Trust is the name of the game when it comes to user engagement.
Your website is a globally accessible, digital representation of your brand. When people visit your website, they are conveying confidence that they can safely interact with your brand.
Naturally, one of the primary concerns involved in building a website is security; and it should be. Whether you’re running an informational marketing site or an e-commerce platform, you are vulnerable to the ever-present and growing dangers of the modern Internet. We take security seriously, and work hard to make sure clients are taken care of. We constantly monitor our sites, receiving reports that keep track of activity from logins to lockouts, outdated plugins, and general site health and traffic information.
Think of your website as a city with walls. If you want people to access the city, you need to setup gates to allow people to enter. Every form field and URL parameter is a gate or a passage into your city, which also presents the possibility for hackers to wreak havoc. In order to prevent a hack, it’s necessary to enforce security protocols that only permit authorized access. The following is a list of protective measures to ensure sites are fully protected from inception to launch, and that backup plans are in place in the unlikely event that a site is compromised.
1. Know Your Host
You’d never want to build your home on sand or mud, similarly you’d never want your website built on poorly designed server infrastructure, and that includes customer support. It’s imperative to know your host company and what they provide. We are always on the lookout for top quality services, which led us to WPEngine. They provide daily backups, security audits, WordPress installation updates, very helpful and readily accessible customer support, database redundancy, and disaster recovery, not to mention fast and efficient service.
2. Platform and Plugin updates
It’s paramount to keep your site updated. If you’re running a CMS such as WordPress, you have to keep the installation updated as well as any third-party plugins. There are security plugins you can install such as Wordfence and WP All-in-One Security. If you have a great host, however, such as WPEngine, you don’t have to worry about having additional security plugins installed.

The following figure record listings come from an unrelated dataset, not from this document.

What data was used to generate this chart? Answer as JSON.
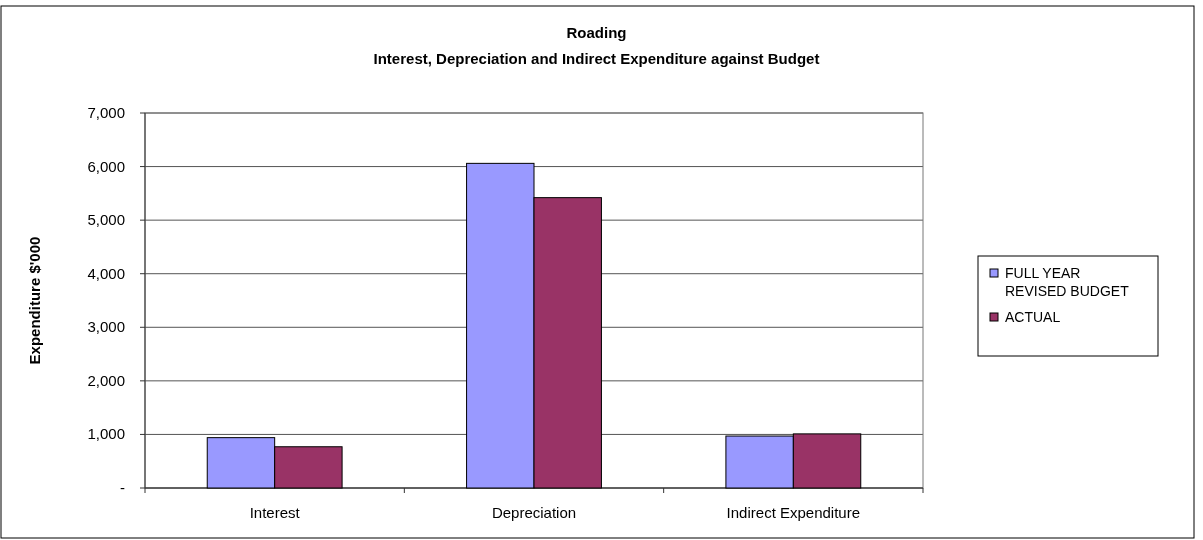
{
  "chart_data": {
    "type": "bar",
    "title": "Roading",
    "subtitle": "Interest, Depreciation and Indirect Expenditure against Budget",
    "ylabel": "Expenditure $'000",
    "categories": [
      "Interest",
      "Depreciation",
      "Indirect Expenditure"
    ],
    "series": [
      {
        "name": "FULL YEAR REVISED BUDGET",
        "color": "#9999ff",
        "values": [
          940,
          6060,
          970
        ]
      },
      {
        "name": "ACTUAL",
        "color": "#993366",
        "values": [
          770,
          5420,
          1010
        ]
      }
    ],
    "ylim": [
      0,
      7000
    ],
    "yticks": [
      {
        "value": 0,
        "label": "-"
      },
      {
        "value": 1000,
        "label": "1,000"
      },
      {
        "value": 2000,
        "label": "2,000"
      },
      {
        "value": 3000,
        "label": "3,000"
      },
      {
        "value": 4000,
        "label": "4,000"
      },
      {
        "value": 5000,
        "label": "5,000"
      },
      {
        "value": 6000,
        "label": "6,000"
      },
      {
        "value": 7000,
        "label": "7,000"
      }
    ],
    "grid": "y",
    "legend": "right"
  }
}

You know the bar at the top of your browser where you enter the URL (site address), and notice the http before the www? That little prefix is actually the protocol that forms the foundational infrastructure of the entire internet. Most sites now have https, which indicates that the site is secure. It means that any data being transferred through the website between your computer and the server is encrypted. The only way to achieve that status is via an SSL certificate. Any time you’re retrieving customer data, you’ll want to have a certificate installed. In fact, Google has already started to penalize websites that aren’t secure (using only http), which in turn has a negative effect on SEO results.
4. SQL Injection and XSS
How many times have you heard how important it is to have a complex password? If you had a nickel, right? I review several reports each day on sites that are on the receiving end of brute force attack attempts. At least once a week I’ll read a report that a particular site was subject to well over 100 login “attempts” within a span of a few minutes. The origin of these attacks is usually from a hacker releasing a script filled with common password combinations blindly into the wild to attack a range of IP addresses in an attempt to login to the site and inject a malicious script or virus. The more complex a password is, with lower and uppercase letters, and a variety of characters and numbers, the harder it is to crack. If you have trouble remembering passwords, use a cloud-based or local password keeper. LastPass and KeeperSecurity are popular ones at JRD HQ.
6. Access Control
Limiting who has access to your site, both the administrative panel and the server files, is another important pillar in security. Providing different levels of permissions that can limit a user’s ability to do anything on the site, e.g. publish a post or edit content, is a great way to incorporate this method. Here are
- Logins expire after a short period of inactivity.
- Site lockout after 10 failed attempts to login.
- Passwords are changed frequently.
- Instantly lockout invalid usernames.
- Set file permissions to read-only access.
- Login captcha to test that a user isn’t a robot.
Backups are crucial to proper site maintenance. Another reason we love WPEngine is that they automatically perform regular daily backups of their sites, so if anything goes wrong the most recent back up is less than 24 hours old.
Following these steps won’t guarantee 100% failsafe protection against the most sophisticated attack, but they do provide a strong deterrent against most attacks, and will ensure that your site can be effectively restored if needed.